In a genre where sales of even 100 units are a huge hit, we've sold about 3,000 kits in the two years since they've come out, Goto said.
According to the Japan Toy Association, the country's toy market stood at 640 billion yen ($5.55 billion)in the year to March. That was down 6.3 percent from the previous year, as toys came in second to the video game sector in Japan, which is home turf for Nintendo's Wii and Sony's PlayStation 3 game consoles and of game makers such as Square Enix and CAPCOM.

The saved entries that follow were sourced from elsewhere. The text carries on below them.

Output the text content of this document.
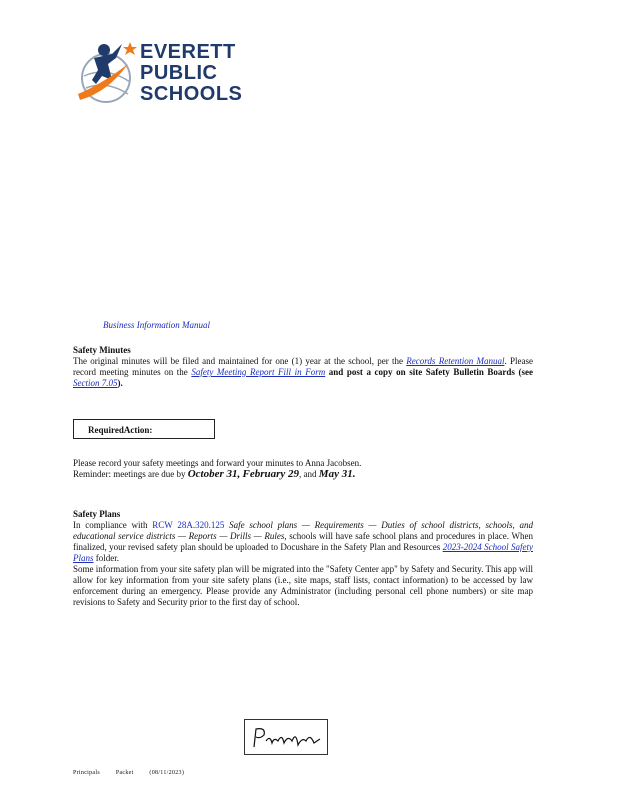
EVERETT
PUBLIC
SCHOOLS
Business Information Manual
Safety Minutes
The original minutes will be filed and maintained for one (1) year at the school, per the Records Retention Manual. Please record meeting minutes on the Safety Meeting Report Fill in Form and post a copy on site Safety Bulletin Boards (see Section 7.05).
RequiredAction:
Please record your safety meetings and forward your minutes to Anna Jacobsen.
Reminder: meetings are due by October 31, February 29, and May 31.
Safety Plans
In compliance with RCW 28A.320.125 Safe school plans — Requirements — Duties of school districts, schools, and educational service districts — Reports — Drills — Rules, schools will have safe school plans and procedures in place. When finalized, your revised safety plan should be uploaded to Docushare in the Safety Plan and Resources 2023-2024 School Safety Plans folder.
Some information from your site safety plan will be migrated into the "Safety Center app" by Safety and Security. This app will allow for key information from your site safety plans (i.e., site maps, staff lists, contact information) to be accessed by law enforcement during an emergency. Please provide any Administrator (including personal cell phone numbers) or site map revisions to Safety and Security prior to the first day of school.
Principals	Packet	(08/11/2023)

Sega Toys hopes to lift sales to adults by 50 percent in four years to March 2010 to 11.3 billion yen with products such as pet robots and miniature pianos with real keys, and projectors that transform a home ceiling into a planetarium.
But CCP is betting that grown-ups will be looking for cheaper toys. Its Porsche miniatures, built to 1/58 scale with headlights, turbo acceleration and radio controls, retailed this week for 2,604 yen ($22.50).
The company could have lowered cost and price even more by changing the shape of the model cars slightly to fit electrical parts easily. But that would have defeated the whole purpose of creating realistic Porsche miniatures, spokeswoman Megumi Ebisawa said, adding that the CCP hopes to sell 100,000 units by spring.
We want to appeal to men in their 30s and older, she said. They care about the details.